Ainsi, dans la même décision du TA de Paris du 2 juillet 2021, les juges ont estimé que le manque de précisions sur les effets cumulés des polluants atmosphériques justifiait l’annulation du permis. Cette appréciation rejoint la jurisprudence constante du Conseil d’État, qui exige un examen précis et circonstancié des conséquences environnementales (CE, 14 octobre 2011, n° 323257, Ocreal).
II. L’impact de la pollution atmosphérique dans l’instruction des permis : un contrôle de plus en plus strict
A. À quel stade du dossier la pollution de l’air est-elle prise en compte ?
La pollution atmosphérique intervient aujourd’hui à plusieurs niveaux dans l’instruction des permis de construire :
- Lors de l’examen de l’étude d’impact :
- Une étude insuffisante ou incomplète peut entraîner l’illégalité du permis.
- Exigence d’analyse des risques cumulés (ex. : proximité de sources de pollution).
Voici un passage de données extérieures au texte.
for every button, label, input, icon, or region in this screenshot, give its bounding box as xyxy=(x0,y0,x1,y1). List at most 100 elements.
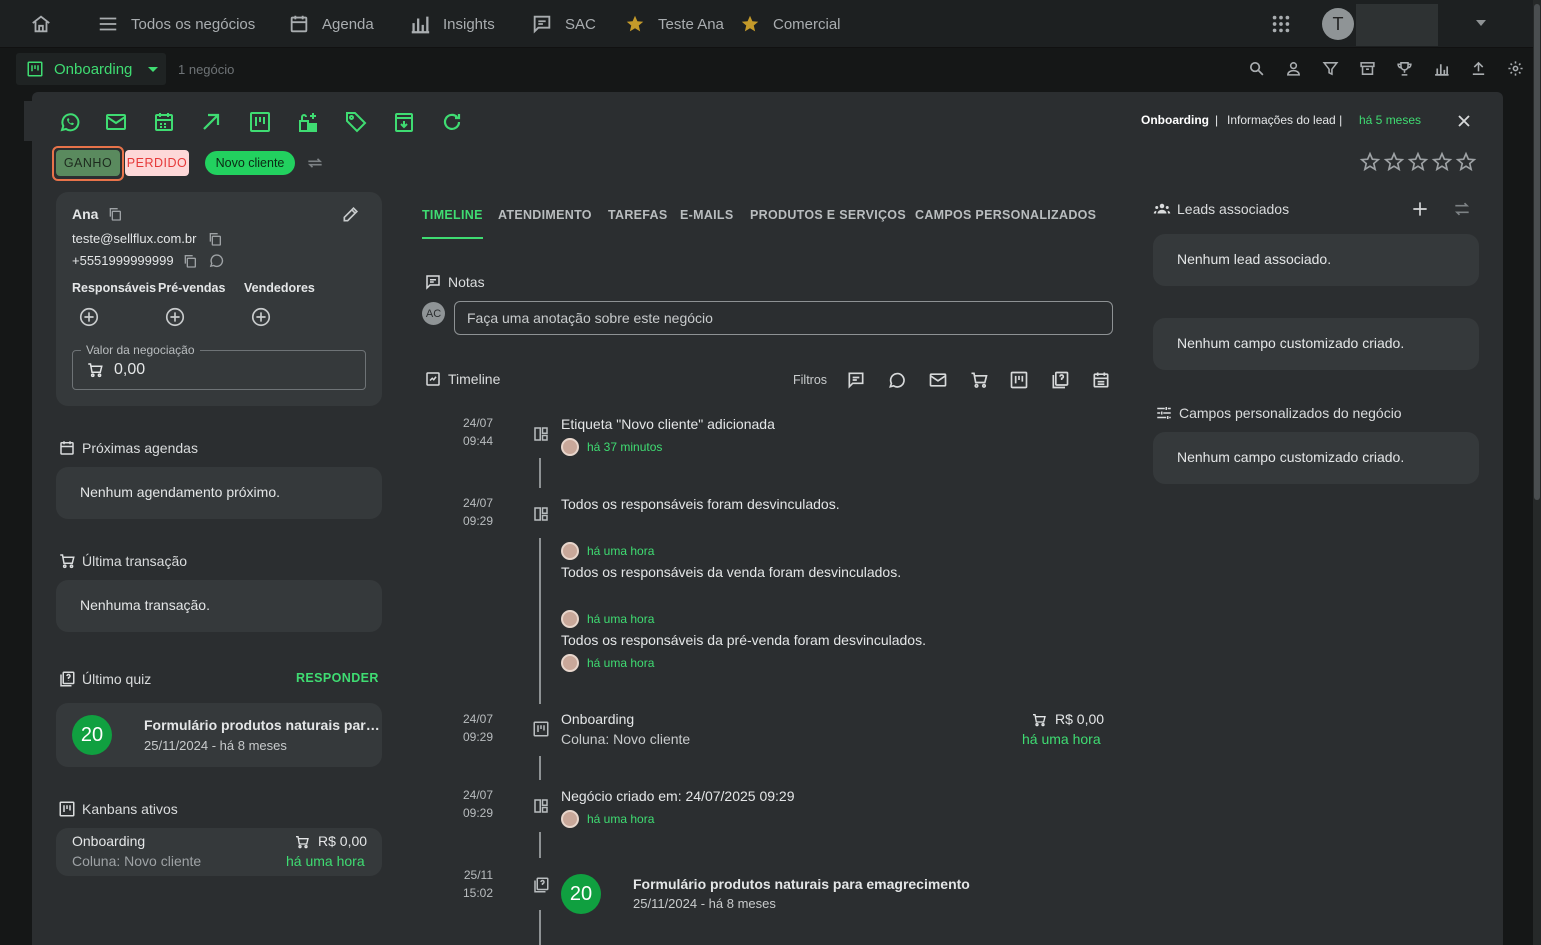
tab-atendimento[interactable]: ATENDIMENTO xyxy=(498,208,592,222)
star-outline-icon xyxy=(1383,151,1405,173)
filter-quiz-button[interactable] xyxy=(1050,370,1070,390)
filter-cart-button[interactable] xyxy=(969,370,989,390)
search-icon[interactable] xyxy=(1248,60,1265,77)
filter-icon[interactable] xyxy=(1322,60,1339,77)
quiz-icon xyxy=(1050,370,1070,390)
copy-email-icon[interactable] xyxy=(207,231,223,247)
tag-novo-cliente[interactable]: Novo cliente xyxy=(205,151,295,175)
filter-whatsapp-button[interactable] xyxy=(887,370,907,390)
user-menu-chevron-icon[interactable] xyxy=(1476,20,1486,26)
settings-gear-icon[interactable] xyxy=(1507,60,1524,77)
quiz-respond-button[interactable]: RESPONDER xyxy=(296,671,379,685)
upload-icon[interactable] xyxy=(1470,60,1487,77)
rating-star-3[interactable] xyxy=(1407,151,1429,173)
event-date: 25/11 15:02 xyxy=(462,868,493,900)
chart-icon[interactable] xyxy=(1433,60,1450,77)
tag-icon xyxy=(344,110,368,134)
plus-icon xyxy=(1410,199,1430,219)
rating-star-2[interactable] xyxy=(1383,151,1405,173)
archive-icon[interactable] xyxy=(1359,60,1376,77)
copy-phone-icon[interactable] xyxy=(182,253,198,269)
menu-icon xyxy=(97,13,119,35)
custom-fields-empty: Nenhum campo customizado criado. xyxy=(1177,335,1405,351)
scrollbar-thumb[interactable] xyxy=(1534,4,1540,500)
copy-name-icon[interactable] xyxy=(107,206,123,222)
contact-email[interactable]: teste@sellflux.com.br xyxy=(72,231,196,246)
kanban-icon xyxy=(248,110,272,134)
agendas-empty: Nenhum agendamento próximo. xyxy=(80,484,281,500)
rating-star-1[interactable] xyxy=(1359,151,1381,173)
nav-label: Teste Ana xyxy=(658,15,724,33)
filter-notes-button[interactable] xyxy=(846,370,866,390)
kanban-icon xyxy=(58,800,76,818)
archive-button[interactable] xyxy=(392,110,416,134)
deal-fields-section-title: Campos personalizados do negócio xyxy=(1155,404,1402,422)
contact-name: Ana xyxy=(72,206,99,222)
swap-lead-button[interactable] xyxy=(1452,199,1472,219)
email-button[interactable] xyxy=(104,110,128,134)
refresh-icon xyxy=(440,110,464,134)
pipeline-select[interactable]: Onboarding xyxy=(16,53,166,85)
event-text: Negócio criado em: 24/07/2025 09:29 xyxy=(561,788,795,804)
event-ago: há uma hora xyxy=(587,612,655,626)
scrollbar[interactable] xyxy=(1533,0,1541,945)
nav-insights[interactable]: Insights xyxy=(409,0,495,48)
nav-sac[interactable]: SAC xyxy=(531,0,596,48)
nav-teste-ana[interactable]: Teste Ana xyxy=(624,0,724,48)
nav-all-deals[interactable]: Todos os negócios xyxy=(97,0,255,48)
tab-campos-personalizados[interactable]: CAMPOS PERSONALIZADOS xyxy=(915,208,1096,222)
apps-button[interactable] xyxy=(1270,0,1292,48)
trophy-icon[interactable] xyxy=(1396,60,1413,77)
header-pipeline: Onboarding xyxy=(1141,113,1209,127)
add-vendedor-button[interactable] xyxy=(250,306,272,328)
add-pre-venda-button[interactable] xyxy=(164,306,186,328)
tab-timeline[interactable]: TIMELINE xyxy=(422,208,483,222)
phone-whatsapp-icon[interactable] xyxy=(208,252,225,269)
timeline-connector xyxy=(539,832,541,858)
filter-kanban-button[interactable] xyxy=(1009,370,1029,390)
lock-swap-icon xyxy=(296,110,320,134)
nav-comercial[interactable]: Comercial xyxy=(739,0,841,48)
home-button[interactable] xyxy=(30,0,52,48)
tag-button[interactable] xyxy=(344,110,368,134)
move-deal-button[interactable] xyxy=(199,110,223,134)
schedule-button[interactable] xyxy=(152,110,176,134)
edit-pencil-icon[interactable] xyxy=(341,204,361,224)
transfer-button[interactable] xyxy=(296,110,320,134)
leads-section-title: Leads associados xyxy=(1153,200,1289,218)
kanban-icon xyxy=(532,720,550,738)
contact-phone[interactable]: +5551999999999 xyxy=(72,253,174,268)
rating-star-5[interactable] xyxy=(1455,151,1477,173)
close-button[interactable] xyxy=(1454,111,1474,131)
swap-tag-icon[interactable] xyxy=(305,153,325,173)
event-ago: há uma hora xyxy=(1022,731,1101,747)
filters-label: Filtros xyxy=(793,373,828,387)
note-input[interactable] xyxy=(454,301,1113,335)
refresh-button[interactable] xyxy=(440,110,464,134)
whatsapp-icon xyxy=(58,110,82,134)
filter-email-button[interactable] xyxy=(928,370,948,390)
tab-emails[interactable]: E-MAILS xyxy=(680,208,734,222)
user-avatar[interactable]: T xyxy=(1322,8,1354,40)
section-label: Notas xyxy=(448,274,485,290)
nav-label: Insights xyxy=(443,15,495,33)
quiz-score-badge: 20 xyxy=(561,874,601,914)
users-group-icon xyxy=(1153,200,1171,218)
star-outline-icon xyxy=(1407,151,1429,173)
event-kanban-value: R$ 0,00 xyxy=(1055,711,1105,727)
nav-agenda[interactable]: Agenda xyxy=(288,0,374,48)
user-avatar-small xyxy=(561,542,579,560)
whatsapp-button[interactable] xyxy=(58,110,82,134)
add-lead-button[interactable] xyxy=(1410,199,1430,219)
lost-button[interactable]: PERDIDO xyxy=(125,150,189,176)
tab-tarefas[interactable]: TAREFAS xyxy=(608,208,668,222)
event-ago: há uma hora xyxy=(587,544,655,558)
rating-star-4[interactable] xyxy=(1431,151,1453,173)
add-responsavel-button[interactable] xyxy=(78,306,100,328)
won-button[interactable]: GANHO xyxy=(56,150,120,176)
tab-produtos-servicos[interactable]: PRODUTOS E SERVIÇOS xyxy=(750,208,906,222)
user-icon[interactable] xyxy=(1285,60,1302,77)
quiz-icon xyxy=(532,876,550,894)
kanban-button[interactable] xyxy=(248,110,272,134)
filter-calendar-button[interactable] xyxy=(1091,370,1111,390)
- Lors de l’appréciation des mesures compensatoires :
- L’administration doit vérifier que les mesures proposées sont réalistes et efficaces.
- Un permis peut être annulé si les compensations sont jugées incertaines (CE, 28 décembre 2017, n° 402362).
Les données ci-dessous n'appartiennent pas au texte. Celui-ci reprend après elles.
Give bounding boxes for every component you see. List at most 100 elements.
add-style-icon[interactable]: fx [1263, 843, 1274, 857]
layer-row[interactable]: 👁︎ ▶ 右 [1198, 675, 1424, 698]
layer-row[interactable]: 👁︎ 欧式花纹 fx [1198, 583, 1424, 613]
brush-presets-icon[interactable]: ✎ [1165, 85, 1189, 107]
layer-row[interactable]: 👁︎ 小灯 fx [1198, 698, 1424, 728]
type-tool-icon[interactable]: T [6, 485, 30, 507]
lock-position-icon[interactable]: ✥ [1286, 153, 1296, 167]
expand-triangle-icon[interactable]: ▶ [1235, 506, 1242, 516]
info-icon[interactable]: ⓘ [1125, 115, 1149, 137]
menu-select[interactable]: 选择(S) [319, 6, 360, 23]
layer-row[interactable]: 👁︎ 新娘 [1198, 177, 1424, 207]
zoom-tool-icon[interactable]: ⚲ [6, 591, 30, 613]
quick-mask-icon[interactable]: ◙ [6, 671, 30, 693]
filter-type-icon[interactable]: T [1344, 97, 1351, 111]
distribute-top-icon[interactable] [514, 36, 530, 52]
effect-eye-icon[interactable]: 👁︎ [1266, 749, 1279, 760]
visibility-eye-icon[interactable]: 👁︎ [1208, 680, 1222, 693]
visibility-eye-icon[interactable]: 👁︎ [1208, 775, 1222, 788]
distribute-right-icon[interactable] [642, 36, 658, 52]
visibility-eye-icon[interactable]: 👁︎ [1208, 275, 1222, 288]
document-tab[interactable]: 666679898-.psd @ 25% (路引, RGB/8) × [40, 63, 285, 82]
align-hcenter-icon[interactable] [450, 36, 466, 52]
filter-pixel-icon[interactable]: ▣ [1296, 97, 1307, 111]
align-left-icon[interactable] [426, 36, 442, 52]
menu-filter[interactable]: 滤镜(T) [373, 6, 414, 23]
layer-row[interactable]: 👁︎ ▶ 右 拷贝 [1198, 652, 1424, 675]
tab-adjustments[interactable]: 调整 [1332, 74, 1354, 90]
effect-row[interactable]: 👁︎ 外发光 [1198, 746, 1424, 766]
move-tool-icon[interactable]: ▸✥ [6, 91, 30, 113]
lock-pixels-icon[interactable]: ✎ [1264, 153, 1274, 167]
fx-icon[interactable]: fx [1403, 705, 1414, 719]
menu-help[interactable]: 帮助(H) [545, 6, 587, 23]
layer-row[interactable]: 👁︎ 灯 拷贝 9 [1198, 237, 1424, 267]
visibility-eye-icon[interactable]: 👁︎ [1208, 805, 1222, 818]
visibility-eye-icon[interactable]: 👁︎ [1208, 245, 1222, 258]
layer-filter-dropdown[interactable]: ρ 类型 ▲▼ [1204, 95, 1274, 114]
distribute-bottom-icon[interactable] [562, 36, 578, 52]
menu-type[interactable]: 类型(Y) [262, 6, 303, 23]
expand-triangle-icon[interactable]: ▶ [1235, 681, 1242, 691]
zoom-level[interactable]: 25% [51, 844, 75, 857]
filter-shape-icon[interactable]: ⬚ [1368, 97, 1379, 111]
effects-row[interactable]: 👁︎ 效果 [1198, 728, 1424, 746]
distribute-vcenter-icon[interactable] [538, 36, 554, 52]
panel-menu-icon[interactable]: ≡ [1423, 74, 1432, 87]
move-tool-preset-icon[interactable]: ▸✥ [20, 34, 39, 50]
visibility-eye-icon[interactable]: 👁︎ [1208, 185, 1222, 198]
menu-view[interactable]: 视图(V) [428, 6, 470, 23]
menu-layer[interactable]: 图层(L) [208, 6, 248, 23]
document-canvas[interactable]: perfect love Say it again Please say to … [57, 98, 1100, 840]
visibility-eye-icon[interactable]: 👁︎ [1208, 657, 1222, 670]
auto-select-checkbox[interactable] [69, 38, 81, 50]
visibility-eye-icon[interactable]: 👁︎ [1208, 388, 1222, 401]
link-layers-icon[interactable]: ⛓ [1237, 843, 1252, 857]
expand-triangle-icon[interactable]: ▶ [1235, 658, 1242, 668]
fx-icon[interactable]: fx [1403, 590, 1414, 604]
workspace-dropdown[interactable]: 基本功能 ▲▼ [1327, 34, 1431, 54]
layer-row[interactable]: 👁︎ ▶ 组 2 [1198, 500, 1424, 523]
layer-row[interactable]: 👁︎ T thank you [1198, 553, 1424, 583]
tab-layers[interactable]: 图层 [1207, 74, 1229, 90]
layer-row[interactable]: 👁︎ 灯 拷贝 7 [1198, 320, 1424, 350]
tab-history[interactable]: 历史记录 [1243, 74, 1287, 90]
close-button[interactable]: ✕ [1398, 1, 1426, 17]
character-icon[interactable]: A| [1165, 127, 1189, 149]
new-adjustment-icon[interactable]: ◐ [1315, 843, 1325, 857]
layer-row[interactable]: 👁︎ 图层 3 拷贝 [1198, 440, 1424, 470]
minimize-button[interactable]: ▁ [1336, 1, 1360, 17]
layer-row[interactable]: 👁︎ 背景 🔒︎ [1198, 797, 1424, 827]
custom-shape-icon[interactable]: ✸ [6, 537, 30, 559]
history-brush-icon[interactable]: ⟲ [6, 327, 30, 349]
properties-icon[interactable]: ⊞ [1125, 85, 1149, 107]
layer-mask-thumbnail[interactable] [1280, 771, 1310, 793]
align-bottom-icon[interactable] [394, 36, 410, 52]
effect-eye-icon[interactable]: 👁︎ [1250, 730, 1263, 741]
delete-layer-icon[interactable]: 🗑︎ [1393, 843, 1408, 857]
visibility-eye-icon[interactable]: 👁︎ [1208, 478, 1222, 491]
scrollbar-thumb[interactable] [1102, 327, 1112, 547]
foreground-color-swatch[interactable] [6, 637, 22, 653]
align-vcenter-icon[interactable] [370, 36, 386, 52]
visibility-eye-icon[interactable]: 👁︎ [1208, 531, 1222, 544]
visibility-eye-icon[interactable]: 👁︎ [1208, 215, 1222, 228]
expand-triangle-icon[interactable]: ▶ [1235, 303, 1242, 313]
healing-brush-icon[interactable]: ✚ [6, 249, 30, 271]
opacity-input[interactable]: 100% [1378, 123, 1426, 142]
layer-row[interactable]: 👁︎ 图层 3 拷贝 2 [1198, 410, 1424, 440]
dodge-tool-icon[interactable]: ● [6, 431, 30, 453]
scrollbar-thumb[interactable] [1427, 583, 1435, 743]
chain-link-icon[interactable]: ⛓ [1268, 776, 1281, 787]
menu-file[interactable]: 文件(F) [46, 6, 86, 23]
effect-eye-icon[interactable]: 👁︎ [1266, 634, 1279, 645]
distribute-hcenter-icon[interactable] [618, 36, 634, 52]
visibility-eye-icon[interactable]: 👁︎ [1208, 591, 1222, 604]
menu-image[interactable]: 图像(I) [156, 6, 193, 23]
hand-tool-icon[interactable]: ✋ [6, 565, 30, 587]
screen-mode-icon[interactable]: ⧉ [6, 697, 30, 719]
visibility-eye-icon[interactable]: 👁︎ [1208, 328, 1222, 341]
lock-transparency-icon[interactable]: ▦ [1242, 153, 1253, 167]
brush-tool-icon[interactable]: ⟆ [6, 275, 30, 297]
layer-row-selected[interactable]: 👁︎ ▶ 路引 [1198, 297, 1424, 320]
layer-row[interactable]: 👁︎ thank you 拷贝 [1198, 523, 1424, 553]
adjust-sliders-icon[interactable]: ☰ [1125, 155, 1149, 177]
- Lors du contrôle juridictionnel :
- Un requérant peut invoquer la surexposition aux polluants atmosphériques comme motif d’annulation.
- L’article R. 111-2 du code de l’urbanisme devient un levier pour les associations environnementales et riverains.
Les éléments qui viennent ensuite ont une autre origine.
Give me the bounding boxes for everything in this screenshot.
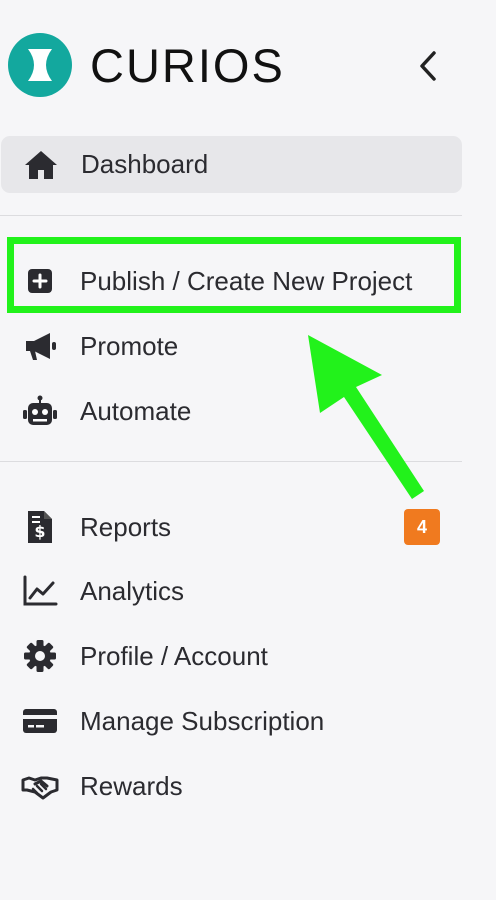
divider (0, 215, 462, 216)
sidebar-item-label: Reports (80, 511, 172, 542)
invoice-dollar-icon: $ (20, 507, 60, 547)
sidebar-item-label: Promote (80, 330, 179, 361)
sidebar-item-dashboard[interactable]: Dashboard (1, 136, 462, 193)
svg-text:$: $ (34, 522, 45, 541)
megaphone-icon (20, 326, 60, 366)
curios-logo-icon (8, 33, 72, 97)
handshake-icon (20, 766, 60, 806)
sidebar-item-label: Analytics (80, 575, 185, 606)
sidebar-header: CURIOS (0, 0, 496, 130)
brand-name: CURIOS (90, 39, 285, 92)
sidebar-item-rewards[interactable]: Rewards (0, 757, 462, 815)
credit-card-icon (20, 701, 60, 741)
sidebar-item-analytics[interactable]: Analytics (0, 562, 462, 620)
sidebar-item-label: Rewards (80, 770, 183, 801)
sidebar-item-profile[interactable]: Profile / Account (0, 627, 462, 685)
collapse-sidebar-button[interactable] (412, 46, 446, 86)
home-icon (21, 145, 61, 185)
sidebar-item-label: Manage Subscription (80, 705, 325, 736)
gear-icon (20, 636, 60, 676)
highlight-box (7, 237, 461, 313)
sidebar-item-label: Dashboard (81, 149, 209, 179)
sidebar-item-subscription[interactable]: Manage Subscription (0, 692, 462, 750)
line-chart-icon (20, 571, 60, 611)
robot-icon (20, 391, 60, 431)
reports-count-badge: 4 (404, 509, 440, 545)
sidebar-item-reports[interactable]: $ Reports (0, 498, 462, 556)
pointer-arrow-icon (308, 335, 424, 499)
sidebar-item-label: Profile / Account (80, 640, 268, 671)
sidebar-item-label: Automate (80, 395, 192, 426)
chevron-left-icon (420, 51, 436, 81)
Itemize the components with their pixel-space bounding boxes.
B. Quelles évolutions jurisprudentielles récentes ?
L’évolution de la jurisprudence montre un resserrement progressif du contrôle du juge sur les permis de construire affectant la pollution de l’air :
- CE, 16 juillet 2014, n° 356643, Commune de Salaise-sur-Sanne : obligation pour l’administration de tenir compte de l’effet cumulé des risques dans l’appréciation de l’impact sanitaire d’un projet.
- CE, 26 juin 2019, n° 412429, M. Deville : confirmation que le refus d’un permis est justifié lorsque les prescriptions ne suffisent pas à assurer la salubrité publique.
- TA Paris, 2 juillet 2021 (Ville Multistrate et Mille Arbres) : première annulation de permis de construire fondée uniquement sur la pollution de l’air.
Ces décisions traduisent un changement de paradigme : la pollution atmosphérique, autrefois un critère secondaire, devient un élément central dans l’appréciation de la légalité d’un permis.
Conclusion : vers un permis de construire plus écologique ?
L’intégration croissante des enjeux liés à la pollution atmosphérique dans l’instruction des permis de construire traduit une prise de conscience accrue des risques sanitaires et environnementaux. Le permis de construire devient ainsi un outil de régulation environnementale, permettant de limiter l’exposition des populations à des niveaux de pollution critiques.
Toutefois, plusieurs questions restent ouvertes : cette tendance conduira-t-elle à une généralisation des refus de permis en zone urbaine dense ? Le juge administratif ira-t-il jusqu’à exiger des mesures de compensation obligatoires ?
Ce qui est certain, c’est que la jurisprudence récente impose aux porteurs de projets de redoubler de vigilance et d’anticiper, dès l’amont, l’impact de leurs constructions sur la qualité de l’air. Cette nouvelle contrainte marque indéniablement un tournant dans la manière dont le droit de l’urbanisme et du permis de construire s’adapte aux défis environnementaux contemporains.